HUGS: Holistic Urban 3D Scene Understanding via Gaussian Splatting
Hongyu Zhou, Jiahao Shao, Lu Xu, Dongfeng Bai, Weichao Qiu, Bingbing Liu, Yue Wang, Andreas Geiger, Yiyi Liao
TL;DR
HUGS presents a RGB-only framework for holistic 3D understanding of urban scenes by extending Gaussian Splatting to jointly model static regions and multiple dynamic objects through 3D Gaussians. Dynamic object motion is constrained by a unicycle model, and Gaussians carry appearance, semantic logits, and flow, enabling simultaneous rendering of RGB images, semantic maps, and optical flow with exposure adaptation. The method achieves state-of-the-art results on novel-view synthesis, 3D semantic reconstruction, and scene editing across KITTI, KITTI-360, and Virtual KITTI 2, while functioning in real time (≈93 fps) and requiring only noisy 2D/3D cues as supervision. By integrating 3D semantic normalization and multi-modal losses, HUGS reduces reliance on ground-truth 3D boxes and LiDAR, offering a robust RGB-only path to dynamic urban scene understanding with practical applications in simulation, perception, and editing.
Abstract
Holistic understanding of urban scenes based on RGB images is a challenging yet important problem. It encompasses understanding both the geometry and appearance to enable novel view synthesis, parsing semantic labels, and tracking moving objects. Despite considerable progress, existing approaches often focus on specific aspects of this task and require additional inputs such as LiDAR scans or manually annotated 3D bounding boxes.

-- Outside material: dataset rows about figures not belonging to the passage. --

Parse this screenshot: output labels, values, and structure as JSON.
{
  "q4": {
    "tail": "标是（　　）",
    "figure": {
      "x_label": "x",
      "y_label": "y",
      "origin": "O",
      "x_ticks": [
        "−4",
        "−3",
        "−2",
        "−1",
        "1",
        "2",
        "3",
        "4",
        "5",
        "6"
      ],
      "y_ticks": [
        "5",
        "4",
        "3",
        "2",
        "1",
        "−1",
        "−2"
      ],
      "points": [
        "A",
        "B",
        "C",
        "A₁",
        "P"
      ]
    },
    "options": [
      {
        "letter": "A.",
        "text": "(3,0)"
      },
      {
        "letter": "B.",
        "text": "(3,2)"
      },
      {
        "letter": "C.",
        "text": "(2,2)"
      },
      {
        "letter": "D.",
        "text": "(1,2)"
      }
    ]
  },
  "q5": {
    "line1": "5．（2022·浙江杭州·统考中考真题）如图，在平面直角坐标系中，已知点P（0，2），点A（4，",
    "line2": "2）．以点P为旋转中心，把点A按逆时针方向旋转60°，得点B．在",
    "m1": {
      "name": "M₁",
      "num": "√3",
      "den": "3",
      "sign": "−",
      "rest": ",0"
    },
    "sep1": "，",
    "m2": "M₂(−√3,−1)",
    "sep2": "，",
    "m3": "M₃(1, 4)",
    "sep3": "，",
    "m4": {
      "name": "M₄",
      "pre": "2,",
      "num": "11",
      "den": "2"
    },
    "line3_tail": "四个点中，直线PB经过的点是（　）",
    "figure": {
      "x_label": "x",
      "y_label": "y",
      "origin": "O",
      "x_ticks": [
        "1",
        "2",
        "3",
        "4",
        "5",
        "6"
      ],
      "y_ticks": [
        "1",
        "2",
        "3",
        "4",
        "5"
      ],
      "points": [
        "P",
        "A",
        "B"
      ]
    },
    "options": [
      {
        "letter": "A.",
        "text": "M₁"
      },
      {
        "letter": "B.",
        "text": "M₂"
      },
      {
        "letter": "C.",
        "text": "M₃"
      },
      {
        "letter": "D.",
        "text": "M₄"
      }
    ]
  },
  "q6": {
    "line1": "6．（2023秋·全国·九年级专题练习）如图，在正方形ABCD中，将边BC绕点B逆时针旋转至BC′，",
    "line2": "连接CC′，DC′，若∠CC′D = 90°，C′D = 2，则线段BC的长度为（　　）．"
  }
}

In this paper, we introduce a novel pipeline that utilizes 3D Gaussian Splatting for holistic urban scene understanding. Our main idea involves the joint optimization of geometry, appearance, semantics, and motion using a combination of static and dynamic 3D Gaussians, where moving object poses are regularized via physical constraints. Our approach offers the ability to render new viewpoints in real-time, yielding 2D and 3D semantic information with high accuracy, and reconstruct dynamic scenes, even in scenarios where 3D bounding box detection are highly noisy. Experimental results on KITTI, KITTI-360, and Virtual KITTI 2 demonstrate the effectiveness of our approach.